Too much money in the wrong hands is about to create a serious problem in the US, author and former General Electric CEO Jack Welch said.
Speaking as Americans celebrate the killing of terrorist leader Osama Bin Laden, Welch said the event is cause for pride and hopes it will be used as a rallying point as the country recovers from the financial crisis.
But he warned that policies aimed at jump-starting the economy are sowing the seeds for more trouble later.
"Free money in the hands of very smart people for too long is going to create something that's not very pleasant," Welch said. "I don't know what it exactly is. But every time we get free money to lots of people who are very, very smart and know how to use it you end up with a bubble or a problem that we don't quite see in front of us."

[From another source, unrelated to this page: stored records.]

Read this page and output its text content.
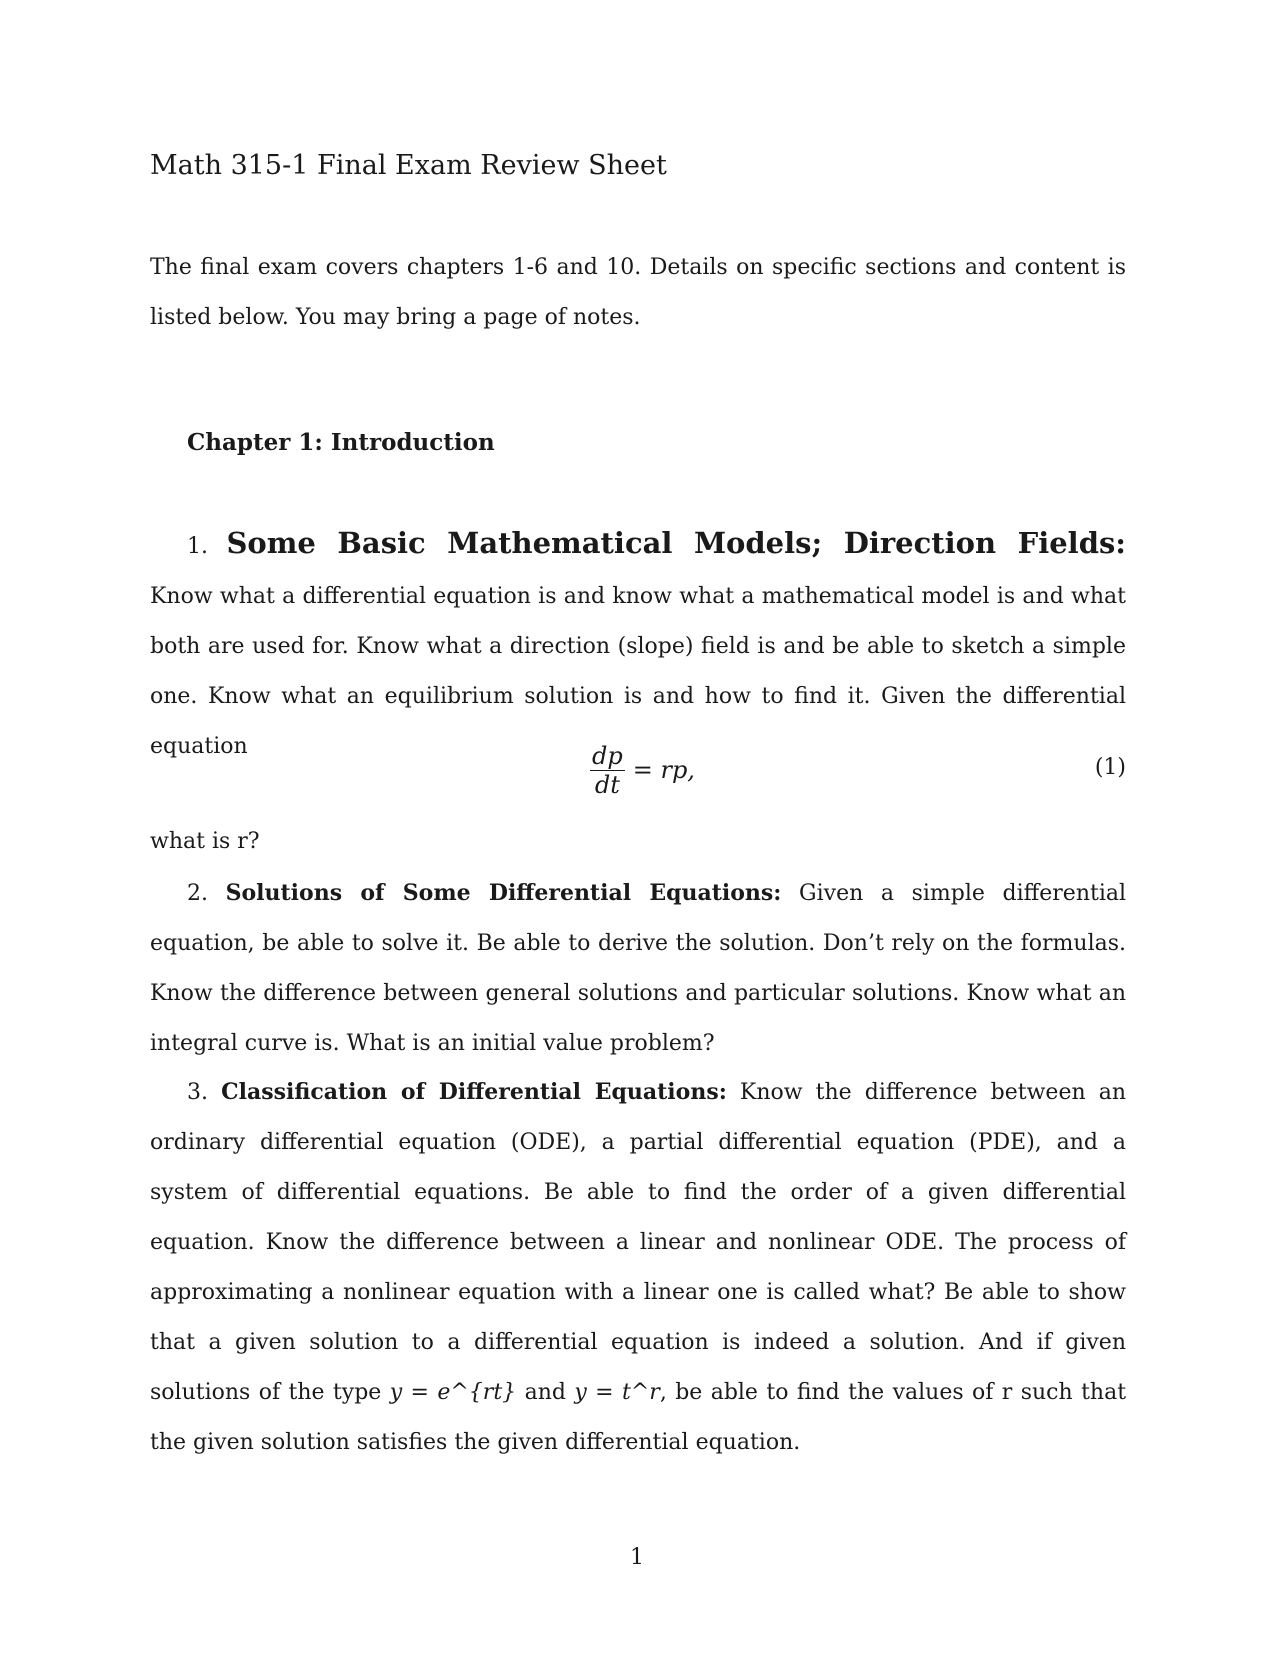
Math 315-1 Final Exam Review Sheet
The final exam covers chapters 1-6 and 10. Details on specific sections and content is listed below. You may bring a page of notes.
Chapter 1: Introduction
1. Some Basic Mathematical Models; Direction Fields: Know what a differential equation is and know what a mathematical model is and what both are used for. Know what a direction (slope) field is and be able to sketch a simple one. Know what an equilibrium solution is and how to find it. Given the differential equation	$\frac{dp}{dt}$ = rp,	(1)
what is r?
2. Solutions of Some Differential Equations: Given a simple differential equation, be able to solve it. Be able to derive the solution. Don’t rely on the formulas. Know the difference between general solutions and particular solutions. Know what an integral curve is. What is an initial value problem?
3. Classification of Differential Equations: Know the difference between an ordinary differential equation (ODE), a partial differential equation (PDE), and a system of differential equations. Be able to find the order of a given differential equation. Know the difference between a linear and nonlinear ODE. The process of approximating a nonlinear equation with a linear one is called what? Be able to show that a given solution to a differential equation is indeed a solution. And if given solutions of the type y = e^{rt} and y = t^r, be able to find the values of r such that the given solution satisfies the given differential equation.
1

Policy makers responded to the collapse of the global financial system in 2008 with a combination of government stimulus and monetary easing that saw the Federal Reserve balance sheet expand by about $2.4 trillion and the budget deficit swell to about $1.5 trillion.
Though the economy has struggled to regain its footing, there are now worries that all that liquidity will create an inflation problem as the dollar has slid and commodity prices soared.
Welch said the real key to recovery will come from US companies that find ways to bring new products to market and help the economy grow organically and not through government intervention.
"People have found ways during this recession to do more with less, there's no question about that," he said. "Our job is to innovate, innovate, innovate in everything we are doing."